Sick cat: when you have a regular professional pet sitter, who knows your cats and personalities, they can spot when a cat is not acting “like themselves”. Just like a pet parent knows when their baby isn’t feeling well.  Over the Christmas holidays, we cared for a cat that is very friendly, outgoing, and social.  So when our pet sitter visited the cat, and could not locate him, she became concerned.  She found him in the owner’s closet.  Not trapped, but not acting like his normal happy self.  He wouldn’t eat, when in the past he was the first to the wet food dish she set out.  We returned later in the day and the cat was still not himself. So we contacted the owner and the vet.  We were able to get the cat to the vet right before the Holiday closure and he was given antibiotic shots.  He had come down with a virus.  The next day he was so much better.  Ironically, 2 days later, his kitty sibling contracted the same virus.  We knew the signs and were able to get her immediately into the vet.  Given the holiday schedules, we were fortunate we could time the visits such that we were able to get them in before the Vet closed shop for the holidays.  We have encountered other sick cats.  When we visit every day, we are able to see if there are signs they are deficating ok – urine and waste in the litter box.  If we see no urine, it is an indication of a serious health issue and the cat needs to see the vet immediately.  Same with a cat who is “blocked up”.  A simple phone call to the vet can determine if the situation warrants keeping an eye on the cat or bringing them right in.

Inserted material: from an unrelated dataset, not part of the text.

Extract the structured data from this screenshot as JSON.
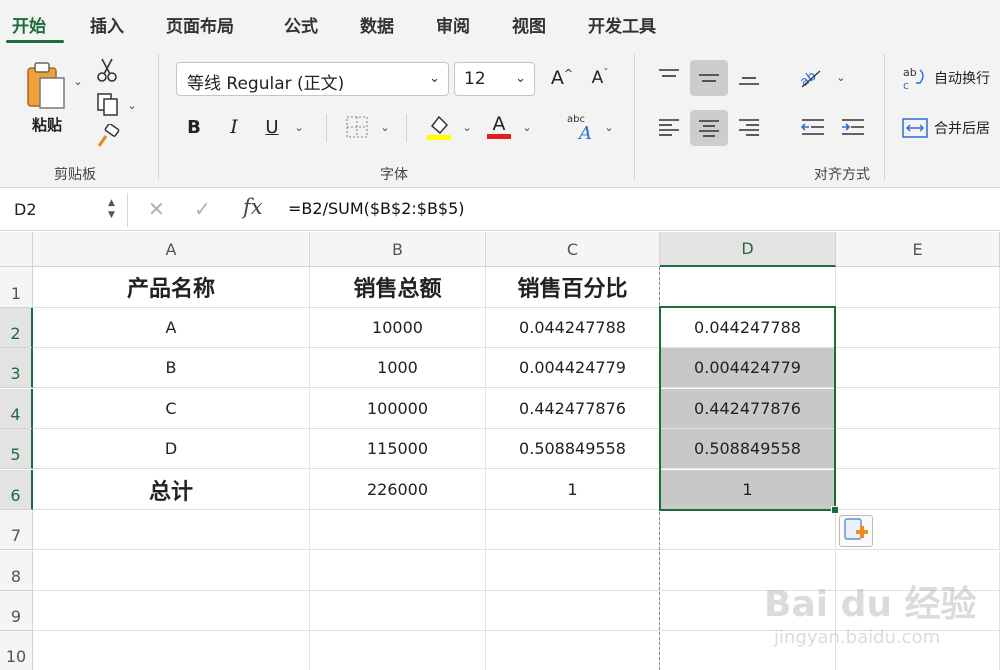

Broken Air Conditioning or heating systems: Living in the desert, we instantly feel when our Air Con systems are on the fritz.  Homes can easily turn into ovens without the proper ventilation.  One of the things our pet sitters check each visit is the comfort of the home for the pet.  If it is very hot inside the home, we check thermostats to see if systems are running.  If they are running, but not set low enough to provide comfort for the pet, we will adjust them accordingly, letting the client know we have done so.  On a few occasions we have discovered broken Air Conditioning systems alerting the home owner of the issue so they can have workers at the home ASAP.  We will even make ourselves available if we need to be present to get the system fixed prior to the client’s return.